Mr Ali said he had particularly enjoyed sharing his “passion” with visitors.

Along with the celebrity chefs Jean Christophe Novelli, a Michelin award winner, and Chelina Permalloo, winner of Masterchef UK 2012, Mr Ali offered free cooking lessons over the festival’s duration.

And it was the enthusiasm of the crowd that had impressed Amina Elshafei, the Australian chef who came 11th in the 2012 edition of Masterchef Australia but whose cheerful demeanour won a following across the world. Indeed she was, according to Mr Khawaja, the first name on the list when they asked fellow “haloodies” who they wanted to see at the festival.

She cooked on all three days, demonstrating how to make pulled chicken with couscous and raisins, quails with a lentils salad and, finally, a Scotch fillet with candied walnuts and beetroot salad. And she thoroughly enjoyed herself.

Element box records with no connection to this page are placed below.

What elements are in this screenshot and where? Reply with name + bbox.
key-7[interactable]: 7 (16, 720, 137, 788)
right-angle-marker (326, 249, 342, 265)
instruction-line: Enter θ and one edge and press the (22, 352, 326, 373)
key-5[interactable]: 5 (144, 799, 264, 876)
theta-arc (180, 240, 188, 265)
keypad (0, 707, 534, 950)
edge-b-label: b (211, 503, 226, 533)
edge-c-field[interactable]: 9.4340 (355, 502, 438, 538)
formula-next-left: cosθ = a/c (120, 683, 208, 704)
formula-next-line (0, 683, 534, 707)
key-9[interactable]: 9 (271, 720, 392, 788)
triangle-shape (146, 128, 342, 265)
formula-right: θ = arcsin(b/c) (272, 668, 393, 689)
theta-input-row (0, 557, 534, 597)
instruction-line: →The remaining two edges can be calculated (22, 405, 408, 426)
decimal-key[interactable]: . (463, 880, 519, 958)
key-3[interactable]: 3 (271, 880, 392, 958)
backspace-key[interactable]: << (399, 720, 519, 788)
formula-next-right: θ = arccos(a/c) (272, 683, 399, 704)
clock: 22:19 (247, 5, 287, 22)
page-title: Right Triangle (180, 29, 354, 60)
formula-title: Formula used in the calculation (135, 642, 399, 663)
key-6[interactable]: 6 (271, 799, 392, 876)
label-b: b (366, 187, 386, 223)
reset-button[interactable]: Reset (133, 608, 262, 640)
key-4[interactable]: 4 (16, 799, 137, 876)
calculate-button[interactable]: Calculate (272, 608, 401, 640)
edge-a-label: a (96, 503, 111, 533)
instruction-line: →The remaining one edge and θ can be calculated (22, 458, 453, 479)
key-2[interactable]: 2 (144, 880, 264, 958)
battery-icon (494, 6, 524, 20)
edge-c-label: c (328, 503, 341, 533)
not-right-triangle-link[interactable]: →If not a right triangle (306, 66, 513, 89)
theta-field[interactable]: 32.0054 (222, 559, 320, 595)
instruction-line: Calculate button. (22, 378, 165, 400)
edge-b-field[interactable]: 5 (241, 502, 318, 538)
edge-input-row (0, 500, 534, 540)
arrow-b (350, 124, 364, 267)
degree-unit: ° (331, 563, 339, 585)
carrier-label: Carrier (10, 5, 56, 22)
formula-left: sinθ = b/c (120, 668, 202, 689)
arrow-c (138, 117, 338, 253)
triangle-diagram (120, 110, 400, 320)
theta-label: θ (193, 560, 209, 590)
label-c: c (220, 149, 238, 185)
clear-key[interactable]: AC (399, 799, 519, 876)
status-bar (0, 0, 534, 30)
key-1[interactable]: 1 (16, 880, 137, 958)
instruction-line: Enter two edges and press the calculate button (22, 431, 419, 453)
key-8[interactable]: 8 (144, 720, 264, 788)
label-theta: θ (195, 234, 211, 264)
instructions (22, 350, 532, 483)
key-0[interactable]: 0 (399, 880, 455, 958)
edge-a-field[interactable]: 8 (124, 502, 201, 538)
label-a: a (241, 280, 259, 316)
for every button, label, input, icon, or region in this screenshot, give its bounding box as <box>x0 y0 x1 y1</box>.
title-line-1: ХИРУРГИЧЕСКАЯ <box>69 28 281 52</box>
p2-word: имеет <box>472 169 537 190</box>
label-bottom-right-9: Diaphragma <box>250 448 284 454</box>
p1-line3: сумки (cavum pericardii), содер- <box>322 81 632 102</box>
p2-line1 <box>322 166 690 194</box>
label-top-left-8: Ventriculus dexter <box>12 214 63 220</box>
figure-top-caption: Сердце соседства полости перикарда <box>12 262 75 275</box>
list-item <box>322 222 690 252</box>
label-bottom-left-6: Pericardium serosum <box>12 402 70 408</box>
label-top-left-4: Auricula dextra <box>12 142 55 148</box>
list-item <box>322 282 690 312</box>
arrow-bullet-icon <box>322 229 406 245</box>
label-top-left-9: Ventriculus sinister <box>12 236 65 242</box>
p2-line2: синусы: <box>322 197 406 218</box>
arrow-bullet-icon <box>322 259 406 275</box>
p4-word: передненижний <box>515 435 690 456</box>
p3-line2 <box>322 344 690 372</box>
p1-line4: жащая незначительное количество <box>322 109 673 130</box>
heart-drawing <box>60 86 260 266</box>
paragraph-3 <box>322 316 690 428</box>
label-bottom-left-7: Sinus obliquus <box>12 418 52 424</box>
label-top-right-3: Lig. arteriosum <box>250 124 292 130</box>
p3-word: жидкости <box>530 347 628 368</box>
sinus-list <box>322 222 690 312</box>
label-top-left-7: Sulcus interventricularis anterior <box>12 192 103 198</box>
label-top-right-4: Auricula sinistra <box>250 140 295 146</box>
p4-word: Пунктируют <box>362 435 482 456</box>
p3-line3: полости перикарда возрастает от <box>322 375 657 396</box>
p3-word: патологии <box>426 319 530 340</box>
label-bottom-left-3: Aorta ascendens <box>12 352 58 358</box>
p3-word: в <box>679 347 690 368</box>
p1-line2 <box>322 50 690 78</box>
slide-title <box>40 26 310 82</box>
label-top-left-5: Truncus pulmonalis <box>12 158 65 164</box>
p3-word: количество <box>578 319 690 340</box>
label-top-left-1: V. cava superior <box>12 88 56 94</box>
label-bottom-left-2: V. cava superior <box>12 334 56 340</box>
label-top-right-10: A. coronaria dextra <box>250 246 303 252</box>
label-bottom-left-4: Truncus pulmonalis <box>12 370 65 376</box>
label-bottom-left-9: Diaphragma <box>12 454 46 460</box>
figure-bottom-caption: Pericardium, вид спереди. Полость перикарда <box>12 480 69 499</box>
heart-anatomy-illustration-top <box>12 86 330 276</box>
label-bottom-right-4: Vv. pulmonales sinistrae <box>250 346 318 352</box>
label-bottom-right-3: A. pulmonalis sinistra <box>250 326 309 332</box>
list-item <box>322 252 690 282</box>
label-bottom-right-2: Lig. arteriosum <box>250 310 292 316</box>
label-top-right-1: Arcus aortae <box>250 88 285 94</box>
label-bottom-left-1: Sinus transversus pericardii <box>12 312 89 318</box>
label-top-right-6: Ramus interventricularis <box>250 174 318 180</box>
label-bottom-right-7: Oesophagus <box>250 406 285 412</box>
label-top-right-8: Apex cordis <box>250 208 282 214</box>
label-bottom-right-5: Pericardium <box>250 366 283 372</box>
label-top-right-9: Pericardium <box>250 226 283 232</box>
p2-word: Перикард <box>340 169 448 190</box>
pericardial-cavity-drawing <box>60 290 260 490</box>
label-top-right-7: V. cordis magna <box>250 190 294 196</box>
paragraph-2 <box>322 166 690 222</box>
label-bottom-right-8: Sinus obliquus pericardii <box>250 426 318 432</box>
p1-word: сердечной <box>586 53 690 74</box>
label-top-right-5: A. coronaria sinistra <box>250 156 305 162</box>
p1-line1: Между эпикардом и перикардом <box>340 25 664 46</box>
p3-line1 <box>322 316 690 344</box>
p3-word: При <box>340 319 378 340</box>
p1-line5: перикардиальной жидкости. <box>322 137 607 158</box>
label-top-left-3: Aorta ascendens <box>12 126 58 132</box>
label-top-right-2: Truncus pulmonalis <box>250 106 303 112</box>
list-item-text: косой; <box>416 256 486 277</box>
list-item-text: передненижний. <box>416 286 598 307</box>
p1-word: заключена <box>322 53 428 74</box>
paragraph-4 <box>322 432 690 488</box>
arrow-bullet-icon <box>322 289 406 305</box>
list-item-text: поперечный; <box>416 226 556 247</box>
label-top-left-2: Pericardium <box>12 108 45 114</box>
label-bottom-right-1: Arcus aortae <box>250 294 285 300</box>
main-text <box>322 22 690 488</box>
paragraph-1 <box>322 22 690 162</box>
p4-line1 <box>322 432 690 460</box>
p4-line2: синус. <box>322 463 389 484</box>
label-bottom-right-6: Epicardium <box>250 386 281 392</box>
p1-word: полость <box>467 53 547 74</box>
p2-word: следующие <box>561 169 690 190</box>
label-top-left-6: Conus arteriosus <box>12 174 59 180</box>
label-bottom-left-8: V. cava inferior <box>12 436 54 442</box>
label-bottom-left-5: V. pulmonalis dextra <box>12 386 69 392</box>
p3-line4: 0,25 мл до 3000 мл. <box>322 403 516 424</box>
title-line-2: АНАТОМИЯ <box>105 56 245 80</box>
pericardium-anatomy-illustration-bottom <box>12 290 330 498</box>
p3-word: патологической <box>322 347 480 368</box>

“The boys have done well,” Ms Elshafei said, referring to Mr Khawaja and Mr Kausar, and said she thought similar events could catch on across the world.

“You’ve got the crowds, you’ve got the enthusiasm, and I think it appropriately exposed halal food at its best.”

The festival – which was in part sponsored by the Abu Dhabi Tourism and Culture Authority – certainly proved inspiring to at least one visitor.

Saeed Akhtar, 30, from Leytonstone in East London, stood almost at the back of the long line to taste a Gaucho steak.

But he didn’t mind, he said with a smile. The size of the line and the crowd in general only gave him confidence for what he said was his own first venture into the food industry, Los Asados, a South American-style halal restaurant for which he had already secured premises in his predominantly Asian Muslim neighbourhood.

He had not heard the term “haloodies” before, but it made sense when explained to him.

“There is a growing trend among young Muslims to want more exotic food,” he said, adding, with a smile: “Certainly, most of my friends now think they are food critics of some sort.”